Tu as raison "crétinerie" est bien mieux que "connerie". Tu as raison sur tout d'ailleurs ... Et même de tenter de parler créole, après tout, vache espagnol ou pas, c'est une bien belle langue ! Comme tes élèves, j'adore aussi les passages de ce Chamoiseau qui m'a régalé avec "Antan d'enfance", et aussi "Texaco". Le dernier, je ne l'ai pas tenté, mais j'ai entendu l'auteur (comme toi peut-être ?) à Saint Malo. Cette parole est d'une intelligence rare.

Écrit par : Athalie | 27/09/2013

Voilà qui me fait penser à "Effacement" de Percival Everett, c'est exactement ça.
Et les Noirs américains, elle les range où la dame ? Parce que madame Percival Everett est née de mère blanche et de père noir et elle est aussi blanche que toi, moi, et la dame de la grande enseigne... bref, même en voyant sa photo, on ne voit pas qu'elle est Noire... mais est-elle Noire au fait ? Ben non, puisqu'elle est Blanche !

Écrit par : Sandrine | 28/09/2013

J'ai beaucoup aimé le seul roman que j'ai lu pour l'instant de Percival Everett et il me semble bien avoir noté "Effacement" chez toi, justement. Et comme je suis têtue, je susi du genre à aller l'acheter exprès ailleurs que sur les rayons de la grande enseigne. Vengeance anonyme et totalement inutile contre la crétinerie, pas grave, j'aime jubiler seule ou presque. Le pire, c'est que je pense que les noirs américains sont classés en littérature américaine, il n'y a que pour la langue de chez nous, faut croire, que la couleur compte ! ( mais je suis de mauvaise foi, car je ne suis pas allée vérifier)

Écrit par : Athalie | 29/09/2013

Athalie, ça te va bien d'être énervée :-) J'aime bien ces petits billets d'humeur, énergiques et militants !

Écrit par : Manou | 30/09/2013

Avoue qu'il y a de quoi hurler !!! Toi qui connais la mère Scholastique (entre autres ...) et le petit père Mabanckou, c'est juste de la littérature, non ? ou alors, créer un rayon "littérature de culture commerciale, élevée dans les serres et pas en plein air" et un autre rayon "les autres" où l'on met tout ce qu'on aime, les noirs afros, les américains pas blancs, même les blancs, les cubains, les français de souche, les pas souches, les on s'en fiche, les irlandais qui ont émigré, les femmes, les hommes ( je me sens comme un vent d'humanisme, il va falloir que je prenne mes calmants, à mon âge, l'énervement nuit ...)

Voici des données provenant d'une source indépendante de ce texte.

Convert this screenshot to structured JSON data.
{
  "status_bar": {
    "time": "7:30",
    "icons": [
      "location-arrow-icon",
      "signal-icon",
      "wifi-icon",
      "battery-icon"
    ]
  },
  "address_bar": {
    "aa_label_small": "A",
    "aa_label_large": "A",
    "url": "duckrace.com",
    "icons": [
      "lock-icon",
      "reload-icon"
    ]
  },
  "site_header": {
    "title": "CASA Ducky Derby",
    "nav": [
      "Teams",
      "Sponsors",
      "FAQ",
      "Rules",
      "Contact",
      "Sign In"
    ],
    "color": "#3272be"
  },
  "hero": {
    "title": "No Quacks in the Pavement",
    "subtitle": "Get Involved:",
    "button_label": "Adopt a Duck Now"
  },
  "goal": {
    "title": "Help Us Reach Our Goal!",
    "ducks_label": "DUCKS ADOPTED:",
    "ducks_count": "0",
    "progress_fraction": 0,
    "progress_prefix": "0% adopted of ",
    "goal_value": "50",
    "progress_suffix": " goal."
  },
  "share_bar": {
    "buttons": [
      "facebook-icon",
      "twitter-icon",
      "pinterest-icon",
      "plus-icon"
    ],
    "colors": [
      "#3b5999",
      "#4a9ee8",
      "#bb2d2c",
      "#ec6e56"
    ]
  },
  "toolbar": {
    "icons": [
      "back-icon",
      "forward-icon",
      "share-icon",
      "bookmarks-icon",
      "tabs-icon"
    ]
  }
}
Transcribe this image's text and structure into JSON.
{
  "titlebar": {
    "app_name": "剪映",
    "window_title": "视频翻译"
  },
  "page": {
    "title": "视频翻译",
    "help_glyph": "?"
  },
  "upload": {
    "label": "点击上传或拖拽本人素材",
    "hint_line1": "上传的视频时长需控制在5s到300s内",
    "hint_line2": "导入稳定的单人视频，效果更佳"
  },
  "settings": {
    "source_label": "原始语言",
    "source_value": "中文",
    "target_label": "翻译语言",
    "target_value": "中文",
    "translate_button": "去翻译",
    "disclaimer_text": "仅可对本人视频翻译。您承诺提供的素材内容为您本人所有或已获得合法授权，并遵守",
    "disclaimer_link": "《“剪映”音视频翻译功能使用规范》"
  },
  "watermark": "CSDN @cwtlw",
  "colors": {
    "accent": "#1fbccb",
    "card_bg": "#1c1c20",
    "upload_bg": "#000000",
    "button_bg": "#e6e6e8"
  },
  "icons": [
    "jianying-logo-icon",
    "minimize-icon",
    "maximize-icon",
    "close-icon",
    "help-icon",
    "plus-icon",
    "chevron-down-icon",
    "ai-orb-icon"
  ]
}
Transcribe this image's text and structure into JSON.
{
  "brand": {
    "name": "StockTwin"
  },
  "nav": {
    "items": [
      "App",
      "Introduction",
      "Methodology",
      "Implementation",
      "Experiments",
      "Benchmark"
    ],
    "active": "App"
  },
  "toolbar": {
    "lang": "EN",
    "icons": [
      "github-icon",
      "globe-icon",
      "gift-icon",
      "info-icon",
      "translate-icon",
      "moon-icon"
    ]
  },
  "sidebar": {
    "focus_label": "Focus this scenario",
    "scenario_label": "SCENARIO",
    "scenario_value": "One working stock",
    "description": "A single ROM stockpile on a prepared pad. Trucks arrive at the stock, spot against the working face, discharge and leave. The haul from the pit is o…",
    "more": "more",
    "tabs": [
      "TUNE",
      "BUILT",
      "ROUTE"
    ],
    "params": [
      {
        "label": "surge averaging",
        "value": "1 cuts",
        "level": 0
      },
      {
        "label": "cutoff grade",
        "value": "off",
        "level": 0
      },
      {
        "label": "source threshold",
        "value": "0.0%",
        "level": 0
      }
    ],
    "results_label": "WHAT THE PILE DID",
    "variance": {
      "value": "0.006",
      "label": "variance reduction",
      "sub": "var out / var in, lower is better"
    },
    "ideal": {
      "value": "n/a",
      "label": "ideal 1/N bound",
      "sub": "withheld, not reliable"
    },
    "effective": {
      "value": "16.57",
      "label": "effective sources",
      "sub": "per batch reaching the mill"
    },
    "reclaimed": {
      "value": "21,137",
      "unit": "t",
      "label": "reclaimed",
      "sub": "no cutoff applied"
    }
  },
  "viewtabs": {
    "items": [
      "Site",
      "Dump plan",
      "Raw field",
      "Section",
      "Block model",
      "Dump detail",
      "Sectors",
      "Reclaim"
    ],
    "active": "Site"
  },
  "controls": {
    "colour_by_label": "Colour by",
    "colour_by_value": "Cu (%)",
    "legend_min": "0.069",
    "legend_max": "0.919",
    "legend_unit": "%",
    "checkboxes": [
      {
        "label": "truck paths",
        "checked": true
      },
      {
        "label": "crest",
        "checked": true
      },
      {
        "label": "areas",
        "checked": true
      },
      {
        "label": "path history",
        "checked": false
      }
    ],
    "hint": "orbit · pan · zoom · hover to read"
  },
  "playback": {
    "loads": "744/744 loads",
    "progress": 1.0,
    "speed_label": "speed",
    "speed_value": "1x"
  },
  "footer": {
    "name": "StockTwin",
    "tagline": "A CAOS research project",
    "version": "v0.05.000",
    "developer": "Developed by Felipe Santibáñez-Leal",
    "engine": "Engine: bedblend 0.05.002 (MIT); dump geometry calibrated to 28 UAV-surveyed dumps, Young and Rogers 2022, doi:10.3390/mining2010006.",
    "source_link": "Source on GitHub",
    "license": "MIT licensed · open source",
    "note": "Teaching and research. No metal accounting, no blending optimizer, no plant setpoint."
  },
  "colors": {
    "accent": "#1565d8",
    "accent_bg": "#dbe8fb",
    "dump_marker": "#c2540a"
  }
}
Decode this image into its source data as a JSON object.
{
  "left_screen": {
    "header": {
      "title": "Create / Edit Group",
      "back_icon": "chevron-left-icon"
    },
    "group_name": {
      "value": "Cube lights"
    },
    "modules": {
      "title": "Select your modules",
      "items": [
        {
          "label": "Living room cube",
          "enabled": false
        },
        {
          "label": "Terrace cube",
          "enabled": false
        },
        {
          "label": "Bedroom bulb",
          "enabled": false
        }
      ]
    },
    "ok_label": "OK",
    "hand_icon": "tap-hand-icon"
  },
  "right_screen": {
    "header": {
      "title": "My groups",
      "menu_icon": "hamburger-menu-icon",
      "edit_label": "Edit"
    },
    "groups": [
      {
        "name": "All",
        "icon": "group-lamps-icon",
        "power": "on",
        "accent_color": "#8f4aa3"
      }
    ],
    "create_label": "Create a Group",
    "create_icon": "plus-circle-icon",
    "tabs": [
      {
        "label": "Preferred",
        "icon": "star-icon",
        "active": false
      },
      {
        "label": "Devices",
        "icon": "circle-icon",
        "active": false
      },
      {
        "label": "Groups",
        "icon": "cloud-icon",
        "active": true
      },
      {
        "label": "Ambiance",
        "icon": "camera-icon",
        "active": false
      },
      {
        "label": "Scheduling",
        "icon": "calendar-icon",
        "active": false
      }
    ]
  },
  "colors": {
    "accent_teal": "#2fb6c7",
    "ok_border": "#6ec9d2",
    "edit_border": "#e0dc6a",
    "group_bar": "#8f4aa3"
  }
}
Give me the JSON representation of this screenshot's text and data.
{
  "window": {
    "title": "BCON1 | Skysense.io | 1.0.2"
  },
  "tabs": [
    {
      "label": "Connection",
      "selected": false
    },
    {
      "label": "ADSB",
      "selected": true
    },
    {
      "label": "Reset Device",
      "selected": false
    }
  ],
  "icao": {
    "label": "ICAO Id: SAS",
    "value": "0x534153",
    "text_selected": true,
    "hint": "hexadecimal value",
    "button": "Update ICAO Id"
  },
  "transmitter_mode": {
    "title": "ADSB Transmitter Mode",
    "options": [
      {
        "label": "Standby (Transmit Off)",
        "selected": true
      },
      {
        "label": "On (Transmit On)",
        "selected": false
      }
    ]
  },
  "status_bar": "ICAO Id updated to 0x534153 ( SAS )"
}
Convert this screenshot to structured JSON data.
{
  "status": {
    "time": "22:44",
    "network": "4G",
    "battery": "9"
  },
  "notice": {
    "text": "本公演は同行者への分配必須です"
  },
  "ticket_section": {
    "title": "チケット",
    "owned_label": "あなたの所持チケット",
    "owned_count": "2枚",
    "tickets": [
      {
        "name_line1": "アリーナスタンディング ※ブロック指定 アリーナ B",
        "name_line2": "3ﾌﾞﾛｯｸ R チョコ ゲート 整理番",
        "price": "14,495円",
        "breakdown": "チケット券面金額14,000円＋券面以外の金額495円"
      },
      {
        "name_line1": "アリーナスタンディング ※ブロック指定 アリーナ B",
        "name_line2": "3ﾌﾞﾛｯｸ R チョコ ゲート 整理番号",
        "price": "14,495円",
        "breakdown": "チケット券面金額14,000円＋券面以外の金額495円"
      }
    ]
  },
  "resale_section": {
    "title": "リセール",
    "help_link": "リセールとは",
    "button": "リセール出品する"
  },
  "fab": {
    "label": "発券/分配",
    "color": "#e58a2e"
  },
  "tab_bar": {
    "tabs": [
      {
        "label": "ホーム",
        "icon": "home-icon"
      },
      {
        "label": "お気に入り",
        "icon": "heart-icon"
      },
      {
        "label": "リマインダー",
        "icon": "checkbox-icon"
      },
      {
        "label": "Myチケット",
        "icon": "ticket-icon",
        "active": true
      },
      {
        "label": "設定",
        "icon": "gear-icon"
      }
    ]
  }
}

Écrit par : Athalie | 30/09/2013

Ah non hein !!! L'énervement ne nuit JAMAIS ! (quand c'est pour de bonnes raisons...) C'est la mollesse et le conformisme qui TUENT !!! :-)

Écrit par : Manou | 01/10/2013

T'as raison, je vais arrêter les pilules et reprendre l'énervement. Le bon. En plus, les vrais calmants contr la crétinerie, c'est quand même encore les bouquins. Et sans risque d'overdose. Tout bénef.